Recently my wife and I were discussing relationships and interactions.  We hit upon a characteristic of this generation, something to which we—though older—are not immune.  It is the unrealistic drive to have everything now.

Quantum leaps in technological innovation have taken place over the past thirty years or so, especially with the advent of in-home personal computing.  The upside of these advancements has been the ability to do in moments what used to take days, even years.

But there is a downside.

When you live in an instant, microwave, “I-need-this-yesterday” culture, you become habituated internally to getting whatever you want whenever you want it.  Unfortunately life does not work that way.  The best things still take time.

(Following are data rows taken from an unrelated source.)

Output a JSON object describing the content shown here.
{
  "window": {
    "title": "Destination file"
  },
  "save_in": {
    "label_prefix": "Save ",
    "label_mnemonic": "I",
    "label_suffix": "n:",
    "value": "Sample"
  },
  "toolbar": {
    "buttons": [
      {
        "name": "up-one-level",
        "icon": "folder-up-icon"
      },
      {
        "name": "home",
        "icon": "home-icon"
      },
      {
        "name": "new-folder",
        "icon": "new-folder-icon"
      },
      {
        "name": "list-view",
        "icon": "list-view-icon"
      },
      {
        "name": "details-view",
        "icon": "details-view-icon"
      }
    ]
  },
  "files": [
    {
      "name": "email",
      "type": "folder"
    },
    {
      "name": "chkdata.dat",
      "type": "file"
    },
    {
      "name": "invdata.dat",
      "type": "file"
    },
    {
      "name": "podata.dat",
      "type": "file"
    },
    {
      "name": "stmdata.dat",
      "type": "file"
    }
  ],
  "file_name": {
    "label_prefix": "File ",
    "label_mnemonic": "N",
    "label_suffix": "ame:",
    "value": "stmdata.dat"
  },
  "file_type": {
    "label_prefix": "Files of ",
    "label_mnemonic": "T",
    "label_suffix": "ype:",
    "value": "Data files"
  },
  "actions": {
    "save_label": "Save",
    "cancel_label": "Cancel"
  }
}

Here are a few sober earmarks of the “microwave” society:

  • Debt.  Easy credit has made it possible for people in their teens and twenties to rapidly accumulate lots of stuff that took their grandparents a lifetime of thrift and prudence to purchase.  And with such rapid acquisition comes a mountain of debt, including compounded interest.
  • A monstrous sense of entitlement.  An increasingly litigious society with plenty of social programs as fallbacks has helped to produce a generation of employees who often feel like they are unfairly burdened by the demand to work while on the clock.  The result: Personal service is rapidly becoming a thing of the past.  This is a trend.  Thankfully, there are exceptions.
  • A disturbing lack of self-control.  We hear often of things being “an emergency” or “urgent.”  But one needs to define the terms carefully.  A cardiac arrest needs to be fixed now.  A plane falling out of the sky needs to be fixed now.  But a teen upset at a parent who says “no” to them does not constitute an emergency.  Nor a thousand other similar “stresses.”

What is the key then to reversing this unhealth?


Duty is that sense of personal and corporate responsibility that takes the interest of others and the interest of the group before personal considerations.  It’s not about me.  Or you.

Duty is what has made societies great.  Its abandonment in favor of personal fulfillment—others rights and concerns be damned—is what has eroded the same great societies.  We don’t have to let that happen here.

Duty means that a man who has a wife or children has a sacred obligation to provide for their needs.  And believe me, there is a world of difference between what one needs versus what one wants.

Duty means that an employee gives eight hours work for eight hours pay.  Without an attitude.

Do your duty today.  It is not glamorous but it is a mark of true greatness.